CHICAGO — Prosecutors on Saturday accused three activists who traveled to Chicago for a NATO summit of manufacturing Molotov cocktails in a plot to attack President Barack Obama’s campaign headquarters, Mayor Rahm Emanuel’s home and other targets.
But defense lawyers shot back that Chicago police had trumped up the charges to frighten peaceful protesters away, telling the judge it was undercover officers known by the activists as “Mo” and “Gloves,” not his clients, who brought the firebombs to a South Side apartment where the men were arrested.
“This is just propaganda to create a climate of fear,” Michael Duetsch said. “My clients came to peacefully protest.”
On the eve of the summit, the dramatic allegations were reminiscent of previous police actions ahead of major political events, when officials moved quickly to prevent suspected plots but sometimes quietly dropped the charges later.

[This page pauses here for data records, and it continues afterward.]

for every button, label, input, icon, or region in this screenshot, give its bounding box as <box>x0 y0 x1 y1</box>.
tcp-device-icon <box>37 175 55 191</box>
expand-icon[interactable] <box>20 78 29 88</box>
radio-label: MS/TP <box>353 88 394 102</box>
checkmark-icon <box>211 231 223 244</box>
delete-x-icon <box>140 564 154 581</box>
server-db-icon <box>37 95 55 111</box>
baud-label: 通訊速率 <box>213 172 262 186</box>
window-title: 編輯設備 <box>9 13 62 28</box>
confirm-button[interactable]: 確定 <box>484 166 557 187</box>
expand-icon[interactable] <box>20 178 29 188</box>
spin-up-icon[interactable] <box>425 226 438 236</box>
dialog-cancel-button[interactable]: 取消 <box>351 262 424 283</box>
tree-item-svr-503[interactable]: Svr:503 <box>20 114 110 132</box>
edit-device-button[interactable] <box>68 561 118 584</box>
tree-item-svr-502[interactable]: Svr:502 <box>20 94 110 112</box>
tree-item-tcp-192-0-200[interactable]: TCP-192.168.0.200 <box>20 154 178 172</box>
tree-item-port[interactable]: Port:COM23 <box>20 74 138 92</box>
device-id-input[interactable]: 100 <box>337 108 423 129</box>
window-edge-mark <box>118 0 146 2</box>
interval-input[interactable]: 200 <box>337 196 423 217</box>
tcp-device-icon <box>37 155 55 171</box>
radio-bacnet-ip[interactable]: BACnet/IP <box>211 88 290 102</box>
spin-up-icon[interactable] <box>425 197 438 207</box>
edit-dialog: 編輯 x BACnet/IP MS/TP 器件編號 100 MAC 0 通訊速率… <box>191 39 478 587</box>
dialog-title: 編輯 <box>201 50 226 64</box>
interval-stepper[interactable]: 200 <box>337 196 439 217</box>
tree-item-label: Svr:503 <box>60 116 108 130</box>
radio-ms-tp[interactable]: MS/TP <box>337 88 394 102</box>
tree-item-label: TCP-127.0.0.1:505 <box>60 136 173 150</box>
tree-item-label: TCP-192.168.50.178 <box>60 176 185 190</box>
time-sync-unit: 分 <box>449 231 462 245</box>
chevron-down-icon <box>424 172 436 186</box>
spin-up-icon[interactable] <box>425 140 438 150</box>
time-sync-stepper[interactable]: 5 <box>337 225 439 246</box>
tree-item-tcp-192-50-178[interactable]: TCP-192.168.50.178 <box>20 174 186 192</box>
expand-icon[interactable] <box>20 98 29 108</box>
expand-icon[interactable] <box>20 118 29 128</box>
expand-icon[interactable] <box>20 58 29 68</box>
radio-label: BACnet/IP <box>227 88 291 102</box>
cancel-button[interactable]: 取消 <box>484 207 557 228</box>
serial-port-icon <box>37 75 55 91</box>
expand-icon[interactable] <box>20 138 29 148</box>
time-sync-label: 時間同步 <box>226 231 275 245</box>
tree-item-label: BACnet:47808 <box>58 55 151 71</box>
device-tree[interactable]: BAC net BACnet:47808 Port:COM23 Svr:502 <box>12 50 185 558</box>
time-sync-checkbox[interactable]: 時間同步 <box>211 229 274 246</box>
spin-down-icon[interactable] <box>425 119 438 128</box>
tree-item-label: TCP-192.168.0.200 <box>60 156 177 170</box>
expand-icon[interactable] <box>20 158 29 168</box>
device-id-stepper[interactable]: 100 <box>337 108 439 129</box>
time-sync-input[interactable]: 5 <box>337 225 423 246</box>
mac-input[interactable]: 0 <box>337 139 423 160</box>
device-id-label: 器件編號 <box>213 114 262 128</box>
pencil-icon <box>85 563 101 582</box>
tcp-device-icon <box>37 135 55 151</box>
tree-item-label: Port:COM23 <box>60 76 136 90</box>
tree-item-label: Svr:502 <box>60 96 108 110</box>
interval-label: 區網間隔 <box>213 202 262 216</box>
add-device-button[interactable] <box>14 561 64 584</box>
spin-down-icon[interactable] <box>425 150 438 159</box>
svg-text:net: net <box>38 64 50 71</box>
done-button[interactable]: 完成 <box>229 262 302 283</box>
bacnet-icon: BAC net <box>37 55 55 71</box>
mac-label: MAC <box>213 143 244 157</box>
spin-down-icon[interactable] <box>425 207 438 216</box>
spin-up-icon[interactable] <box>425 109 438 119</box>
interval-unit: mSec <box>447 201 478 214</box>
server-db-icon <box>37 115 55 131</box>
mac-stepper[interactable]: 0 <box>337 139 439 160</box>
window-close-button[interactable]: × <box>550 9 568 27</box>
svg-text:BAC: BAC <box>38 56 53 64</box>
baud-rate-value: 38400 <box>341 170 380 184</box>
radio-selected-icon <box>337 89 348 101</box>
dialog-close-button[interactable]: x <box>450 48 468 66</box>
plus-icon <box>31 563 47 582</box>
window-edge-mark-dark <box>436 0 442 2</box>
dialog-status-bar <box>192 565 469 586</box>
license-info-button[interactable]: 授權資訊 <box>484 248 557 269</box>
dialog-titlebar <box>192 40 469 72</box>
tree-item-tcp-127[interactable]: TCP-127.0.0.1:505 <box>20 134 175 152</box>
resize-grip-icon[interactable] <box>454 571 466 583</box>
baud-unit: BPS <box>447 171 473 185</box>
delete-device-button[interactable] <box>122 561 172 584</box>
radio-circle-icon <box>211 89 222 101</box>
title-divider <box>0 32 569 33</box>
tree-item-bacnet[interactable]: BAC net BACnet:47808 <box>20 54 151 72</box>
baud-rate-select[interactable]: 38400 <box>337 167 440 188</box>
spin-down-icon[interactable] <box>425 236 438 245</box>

Prosecutors said the men were self-described anarchists and told a crowded courtroom that they intended to create mayhem in Chicago. A state’s attorney cited one of three men boasting weeks earlier about the damage they would do in Chicago.
“After NATO, the city will never be the same,” he quoted the man as saying.
At one point, one of the men asked the others if they had ever seen a “cop on fire.”
Police Superintendent Garry McCarthy dismissed the idea that there was anything more to the arrests than police responding to “an imminent threat.”
“When someone was in the position (of having) Molotov cocktails — that’s pretty imminent,” he said. “It was not a completed investigation.”
The suspects are Brian Church, 20, of Fort Lauderdale, Fla.; Jared Chase, 24, of Keene, N.H.; and Brent Vincent Betterly, 24, of Oakland Park, Fla.
If convicted on all counts — conspiracy to commit terrorism, material support for terrorism and possession of explosives — the men could receive up to 85 years in prison.
Later, outside the courtroom, Duetsch said the two undercover police officers or informants were also arrested during the Wednesday raid, and defense attorneys said they later lost track of the two.
“We believe this is all a setup and entrapment to the highest degree,” Duetsch said.
The suspects were each being held on $1.5 million bond. Six others arrested Wednesday in the raid were released Friday without being charged.
They apparently came to Chicago late last month to take part in May Day protests. Relatives and acquaintances said the men were wanderers who bounced around as part of the Occupy movement and had driven together from Florida to Chicago, staying with other activists.